This blog post was written by Jordan Schanda and originally appeared on ScholarPrep.org. Jordan is the Founder and Owner of ScholarPrep, which provides both a system and organizational tools designed to ensure students are prepared to compete for college acceptance and the scholarships they need to pay for their education.
Grade Point Average…three words you will hear throughout high school and college.
What is a GPA?
A grade point average (GPA) is a cumulative average of your grades for your coursework and is usually determined on a 4.0 scale.
Your high school GPA begins the moment you take high school level courses – whether that is in 8th grade taking Algebra I, Art I, Spanish I, etc. or your freshmen year taking all high school level courses. Your slate will NOT be wiped clean until you enter college. All high school courses make up your high school GPA which in turn will be a deciding factor for your future. Your grades matter for your future as a college student and scholarship applicant.
What’s the difference between weighted and unweighted GPA?
An unweighted GPA assigns courses a 4.0 for A’s, 3.0 for B’s, 2.0 for C’s, and 1.0 for D’s. Therefore, there is no distinction between a 90 and a 100; they are both a 4.0.
College Board provided a table to quickly convert your letter grade and or percent grade to a 4.0 GPA.
|Letter Grade||Percent Grade||4.0 Scale|
*Source: College Board
A weighted GPA gives extra points for challenging courses such as Advanced Placement (AP) or Honors. The harder coursework is weighted at 5.0 but on a 4.0 scale. So, an honor student could possibly have a 4.5 GPA on a 4.0 scale because they took more rigorous courses.
According to the National Association for College Admissions Counseling (NACAC), about two-thirds of high schools use the weighted scale. Since it is unfair for the admissions office to compare weighted and unweighted GPAs due to coursework varying, more than half of the colleges recalculate students’ GPAs to equalize the comparisons.
How important is my GPA?
Your high school GPA along with standardized tests (SAT/ACT) are predictors of how well you will do as a college freshman. Joyce E. Smith, NACAC’s CEO, stated in a 2016 report that “year to year, we find that getting good grades in challenging courses is what college admission offices value most when reviewing applications from first-time freshmen.” Admissions offices look at the courses taken and determine, based on your GPA and how many challenging, college prep courses you took, how prepared you are to succeed at their university.

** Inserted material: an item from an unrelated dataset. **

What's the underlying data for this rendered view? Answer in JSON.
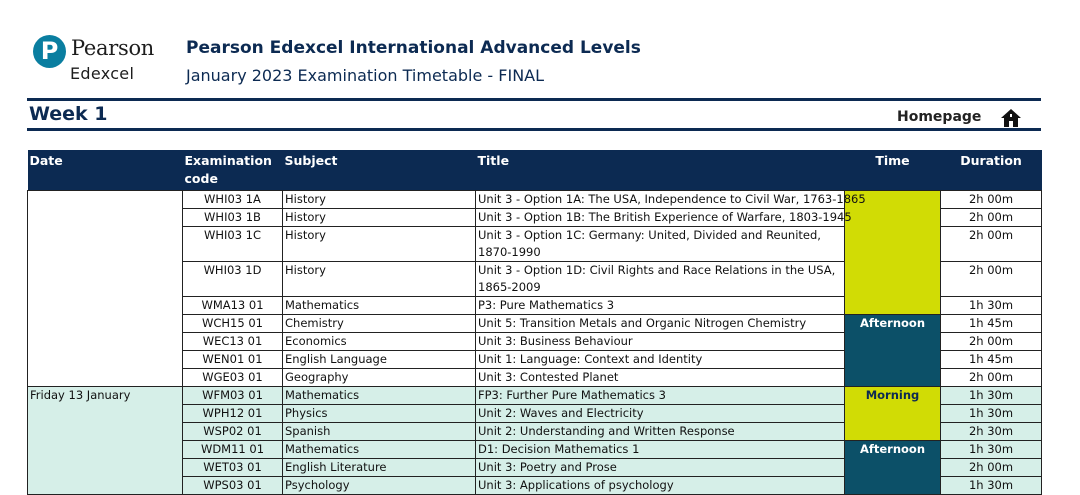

Students’ GPAs are compared for scholarship and admissions applications. While GPAs are not the only piece examined, it is one of the most important factors in determining winners for scholarships and admissions over other students to a postsecondary education institution.
Other factors looked at by scholarship and admissions applications include your community impact-service to your community, athletics and extracurricular activities in school, and leadership positions. While being well-rounded is vital, your GPA can make or break your chances of receiving scholarship funds or acceptance to your first choice of schools since many large universities put a great deal of weight on your GPA alone.
BONUS TIP: Check out BigFuture’s College Search to compare your GPA with those who got in and enrolled to the university of your choice.
What if my GPA isn’t anything to brag about?
A) Start studying and putting in the extra work to get your GPA higher.
- Complete any and all extra credit opportunities given
- Prioritize studying
B) High standardized exam scores
- Prepare for your ACT & SAT
- Continue studying and taking the exams to increase your score
C) Commitment to community
- Volunteer as much as possible
- Get involved in extracurricular activities in and out of school
- Serve as a leader when possible
- While your GPA isn’t everything in determining your future, it can make or break your college admissions and scholarship application results.
- Aiming for a 3.5 GPA should be your goal if your desire is to attend a selective college.
- Lookup admissions requirements for schools of interest to set a goal.
- Take challenging college prep courses to demonstrate your desire to be successful in your college endeavors.
Your GPA is important to keep in mind as soon as you take your first high school level course. Although it’s not the only admissions and scholarship determinant, it is very important to maintain as high a GPA as possible so your applications don’t end up at the bottom of the pile.